The European Central Bank is set to announce the end date to its bond-buying stimulus on Thursday, as concerns over the accelerating pace of inflation in the eurozone grip policymakers.
The stop is a prelude to the ECB hiking rates for the first time in over a decade in the weeks that follow, turning the page on an era of ultra-loose monetary policy.
Inflation in the eurozone rose to 8.1 percent in May, the highest level in the history of the currency club and well above the ECB’s own two-percent target.
The surge has largely been driven by the war in Ukraine, which has decisively pushed up the cost of energy, food and raw materials.
Persistent price pressures have forced the ECB into an “enormous U-turn” since December, said Carsten Brzeski, head of macro at ING bank.
From saying inflation would be “temporary” and warding off interest rate hikes in 2022, the ECB is now racing to catch up with other major central banks in the United States and Britain.
With inflation picking up, “the only really interesting question is why they don’t start hiking rates immediately instead of waiting until July”, Brzeski said.
– ‘Lift off’ –
Under pressure to show the ECB was responding to inflation, President Christine Lagarde set out the likely next steps for the central bank in a blog post in late May.

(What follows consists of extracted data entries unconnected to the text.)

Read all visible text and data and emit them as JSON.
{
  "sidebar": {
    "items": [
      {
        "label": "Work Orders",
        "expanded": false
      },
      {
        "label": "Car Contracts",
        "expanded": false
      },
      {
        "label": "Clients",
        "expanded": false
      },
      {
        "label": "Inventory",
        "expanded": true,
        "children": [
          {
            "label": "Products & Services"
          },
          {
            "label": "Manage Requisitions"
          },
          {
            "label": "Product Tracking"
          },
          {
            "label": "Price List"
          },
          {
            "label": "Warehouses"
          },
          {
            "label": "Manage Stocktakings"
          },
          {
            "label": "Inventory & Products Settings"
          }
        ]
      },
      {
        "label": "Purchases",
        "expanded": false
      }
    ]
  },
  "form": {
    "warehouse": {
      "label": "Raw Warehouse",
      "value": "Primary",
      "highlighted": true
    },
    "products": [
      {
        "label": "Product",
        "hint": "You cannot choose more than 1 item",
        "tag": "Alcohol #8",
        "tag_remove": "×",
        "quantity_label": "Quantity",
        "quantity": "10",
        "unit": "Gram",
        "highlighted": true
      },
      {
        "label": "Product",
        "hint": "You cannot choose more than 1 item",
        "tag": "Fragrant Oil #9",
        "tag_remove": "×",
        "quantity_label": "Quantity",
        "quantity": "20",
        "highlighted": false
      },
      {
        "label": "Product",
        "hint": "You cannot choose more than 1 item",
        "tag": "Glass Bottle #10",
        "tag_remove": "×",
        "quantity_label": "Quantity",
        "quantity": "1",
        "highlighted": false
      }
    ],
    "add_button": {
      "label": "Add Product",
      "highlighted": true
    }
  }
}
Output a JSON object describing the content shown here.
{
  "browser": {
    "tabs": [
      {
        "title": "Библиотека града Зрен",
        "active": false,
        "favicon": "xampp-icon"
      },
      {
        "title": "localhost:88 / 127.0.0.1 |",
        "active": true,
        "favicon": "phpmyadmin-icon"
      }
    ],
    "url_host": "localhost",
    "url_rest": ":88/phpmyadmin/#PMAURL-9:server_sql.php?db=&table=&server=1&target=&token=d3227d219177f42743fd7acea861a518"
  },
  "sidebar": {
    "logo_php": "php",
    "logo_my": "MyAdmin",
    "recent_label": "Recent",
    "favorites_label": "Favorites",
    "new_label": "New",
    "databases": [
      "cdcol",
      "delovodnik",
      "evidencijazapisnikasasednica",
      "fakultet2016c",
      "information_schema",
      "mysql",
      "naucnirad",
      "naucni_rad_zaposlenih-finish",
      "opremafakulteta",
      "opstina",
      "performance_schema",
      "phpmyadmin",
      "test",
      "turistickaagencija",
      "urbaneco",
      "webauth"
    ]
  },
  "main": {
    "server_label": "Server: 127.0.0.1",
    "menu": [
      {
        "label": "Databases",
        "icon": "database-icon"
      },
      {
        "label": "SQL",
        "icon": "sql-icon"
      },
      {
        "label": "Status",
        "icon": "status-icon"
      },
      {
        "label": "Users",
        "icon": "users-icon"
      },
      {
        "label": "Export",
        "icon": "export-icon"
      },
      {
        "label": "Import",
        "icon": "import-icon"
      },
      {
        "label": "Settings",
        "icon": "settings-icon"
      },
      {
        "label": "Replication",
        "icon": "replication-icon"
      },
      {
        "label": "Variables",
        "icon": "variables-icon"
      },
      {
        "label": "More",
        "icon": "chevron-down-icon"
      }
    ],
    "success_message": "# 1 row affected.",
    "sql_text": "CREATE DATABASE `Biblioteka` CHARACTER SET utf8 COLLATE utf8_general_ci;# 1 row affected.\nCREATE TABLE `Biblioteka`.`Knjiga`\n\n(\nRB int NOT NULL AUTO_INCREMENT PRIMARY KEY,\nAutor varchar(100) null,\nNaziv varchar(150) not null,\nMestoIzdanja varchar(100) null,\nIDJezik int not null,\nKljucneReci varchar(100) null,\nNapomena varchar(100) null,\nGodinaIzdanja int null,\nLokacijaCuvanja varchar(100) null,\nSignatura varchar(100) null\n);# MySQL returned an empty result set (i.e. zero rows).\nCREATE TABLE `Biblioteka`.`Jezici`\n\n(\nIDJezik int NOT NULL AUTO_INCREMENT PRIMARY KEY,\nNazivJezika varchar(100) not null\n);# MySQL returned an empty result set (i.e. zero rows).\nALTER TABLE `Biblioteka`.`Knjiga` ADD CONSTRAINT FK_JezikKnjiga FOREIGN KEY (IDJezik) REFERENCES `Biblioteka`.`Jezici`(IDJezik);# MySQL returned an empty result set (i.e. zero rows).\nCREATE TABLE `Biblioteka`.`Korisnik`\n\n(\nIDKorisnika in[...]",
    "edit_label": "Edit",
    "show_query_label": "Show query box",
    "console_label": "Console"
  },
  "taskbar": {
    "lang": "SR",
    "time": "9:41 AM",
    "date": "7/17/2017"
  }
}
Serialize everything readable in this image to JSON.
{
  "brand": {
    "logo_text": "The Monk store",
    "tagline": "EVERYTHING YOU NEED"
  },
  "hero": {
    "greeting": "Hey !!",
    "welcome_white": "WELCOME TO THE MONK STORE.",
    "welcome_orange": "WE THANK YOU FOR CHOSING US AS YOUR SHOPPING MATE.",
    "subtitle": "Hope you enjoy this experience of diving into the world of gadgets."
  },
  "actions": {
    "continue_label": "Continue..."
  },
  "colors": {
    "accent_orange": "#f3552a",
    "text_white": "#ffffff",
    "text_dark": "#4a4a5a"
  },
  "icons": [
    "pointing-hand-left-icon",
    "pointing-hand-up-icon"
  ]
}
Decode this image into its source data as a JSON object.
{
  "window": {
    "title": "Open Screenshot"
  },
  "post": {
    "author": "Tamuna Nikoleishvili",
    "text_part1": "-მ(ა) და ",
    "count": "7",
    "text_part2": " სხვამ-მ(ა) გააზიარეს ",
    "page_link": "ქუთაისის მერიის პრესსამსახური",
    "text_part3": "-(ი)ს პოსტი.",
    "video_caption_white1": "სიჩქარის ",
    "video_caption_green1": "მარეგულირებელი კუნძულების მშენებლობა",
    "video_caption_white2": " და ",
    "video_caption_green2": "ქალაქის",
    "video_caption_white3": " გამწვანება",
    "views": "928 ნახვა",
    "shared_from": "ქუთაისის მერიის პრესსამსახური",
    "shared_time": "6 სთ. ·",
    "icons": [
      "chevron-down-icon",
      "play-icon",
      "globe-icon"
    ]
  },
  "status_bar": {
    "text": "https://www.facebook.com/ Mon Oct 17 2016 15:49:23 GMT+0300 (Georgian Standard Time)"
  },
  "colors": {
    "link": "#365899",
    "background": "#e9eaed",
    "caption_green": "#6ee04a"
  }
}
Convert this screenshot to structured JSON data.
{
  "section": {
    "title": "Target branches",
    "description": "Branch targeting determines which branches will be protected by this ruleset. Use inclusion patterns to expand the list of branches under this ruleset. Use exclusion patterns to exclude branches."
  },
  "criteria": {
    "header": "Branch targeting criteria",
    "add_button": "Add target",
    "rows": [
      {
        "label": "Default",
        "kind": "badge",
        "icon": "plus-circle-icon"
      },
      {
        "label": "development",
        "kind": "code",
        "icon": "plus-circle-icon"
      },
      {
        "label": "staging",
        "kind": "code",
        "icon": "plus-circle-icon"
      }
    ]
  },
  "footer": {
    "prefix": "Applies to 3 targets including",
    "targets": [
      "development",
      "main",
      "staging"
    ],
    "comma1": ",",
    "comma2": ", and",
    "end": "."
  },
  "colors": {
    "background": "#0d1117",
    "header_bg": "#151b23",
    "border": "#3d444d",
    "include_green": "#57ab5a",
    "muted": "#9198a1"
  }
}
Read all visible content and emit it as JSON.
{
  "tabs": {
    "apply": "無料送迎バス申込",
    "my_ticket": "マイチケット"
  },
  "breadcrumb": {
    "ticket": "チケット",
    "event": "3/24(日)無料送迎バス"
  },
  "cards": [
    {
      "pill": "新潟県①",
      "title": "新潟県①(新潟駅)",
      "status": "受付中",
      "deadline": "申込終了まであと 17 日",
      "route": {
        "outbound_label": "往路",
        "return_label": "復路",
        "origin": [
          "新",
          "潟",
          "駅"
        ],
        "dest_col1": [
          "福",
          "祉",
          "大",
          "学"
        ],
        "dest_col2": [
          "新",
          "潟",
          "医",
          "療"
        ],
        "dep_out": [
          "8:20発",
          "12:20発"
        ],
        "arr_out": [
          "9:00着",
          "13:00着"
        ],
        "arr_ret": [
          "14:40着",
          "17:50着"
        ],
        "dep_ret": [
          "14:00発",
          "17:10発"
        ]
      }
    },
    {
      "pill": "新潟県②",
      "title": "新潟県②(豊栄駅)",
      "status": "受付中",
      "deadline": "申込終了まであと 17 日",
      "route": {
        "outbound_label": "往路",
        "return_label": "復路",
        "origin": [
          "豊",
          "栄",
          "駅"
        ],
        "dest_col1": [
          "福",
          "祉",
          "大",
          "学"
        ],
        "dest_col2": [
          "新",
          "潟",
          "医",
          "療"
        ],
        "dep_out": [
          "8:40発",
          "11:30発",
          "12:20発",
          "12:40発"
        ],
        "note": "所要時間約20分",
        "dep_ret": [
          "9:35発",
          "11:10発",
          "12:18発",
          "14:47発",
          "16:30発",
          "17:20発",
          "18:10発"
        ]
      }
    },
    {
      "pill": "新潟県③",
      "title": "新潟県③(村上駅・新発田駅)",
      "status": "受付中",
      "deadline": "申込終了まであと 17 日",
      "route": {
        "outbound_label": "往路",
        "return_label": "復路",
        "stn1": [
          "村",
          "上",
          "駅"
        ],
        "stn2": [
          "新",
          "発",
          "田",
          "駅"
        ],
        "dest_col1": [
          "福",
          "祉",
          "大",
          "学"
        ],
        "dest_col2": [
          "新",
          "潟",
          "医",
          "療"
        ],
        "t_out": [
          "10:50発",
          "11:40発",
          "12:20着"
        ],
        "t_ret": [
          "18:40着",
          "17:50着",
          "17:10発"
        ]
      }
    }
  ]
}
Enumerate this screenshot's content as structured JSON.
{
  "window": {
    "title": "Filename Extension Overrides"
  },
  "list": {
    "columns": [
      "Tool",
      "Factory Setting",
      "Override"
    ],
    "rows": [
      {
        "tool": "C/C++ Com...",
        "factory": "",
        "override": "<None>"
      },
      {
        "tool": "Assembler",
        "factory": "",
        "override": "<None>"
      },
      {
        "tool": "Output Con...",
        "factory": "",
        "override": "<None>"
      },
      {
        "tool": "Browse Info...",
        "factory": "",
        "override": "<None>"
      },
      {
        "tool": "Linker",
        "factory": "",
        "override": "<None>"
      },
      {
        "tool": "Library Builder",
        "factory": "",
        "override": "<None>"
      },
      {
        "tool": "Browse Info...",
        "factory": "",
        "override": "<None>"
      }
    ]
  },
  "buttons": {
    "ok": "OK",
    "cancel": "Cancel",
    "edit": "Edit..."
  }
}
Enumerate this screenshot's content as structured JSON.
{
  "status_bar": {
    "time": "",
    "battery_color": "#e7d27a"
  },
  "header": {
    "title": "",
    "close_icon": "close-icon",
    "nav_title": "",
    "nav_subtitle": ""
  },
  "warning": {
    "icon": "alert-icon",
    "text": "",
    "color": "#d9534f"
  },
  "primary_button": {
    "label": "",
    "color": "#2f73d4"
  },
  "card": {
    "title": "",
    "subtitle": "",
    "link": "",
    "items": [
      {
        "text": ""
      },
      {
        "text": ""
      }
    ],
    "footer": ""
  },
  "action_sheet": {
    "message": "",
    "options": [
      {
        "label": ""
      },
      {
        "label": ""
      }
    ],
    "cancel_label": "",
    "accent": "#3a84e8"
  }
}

The unusually clear statement foresaw an end to the ECB’s crisis-era stimulus programme “very early in the third quarter”.
The so-called asset purchase programme, or APP, is the last in a series of debt-purchasing measures worth a total of around five trillion euros ($5.4 trillion) deployed by the ECB since 2014.
Lagarde then went on to reveal ECB policy through the second half of the year, predicting a “lift off” in rates at the governing council’s next meeting in July, with the central bank bringing an end to negative interest rates by the end of September.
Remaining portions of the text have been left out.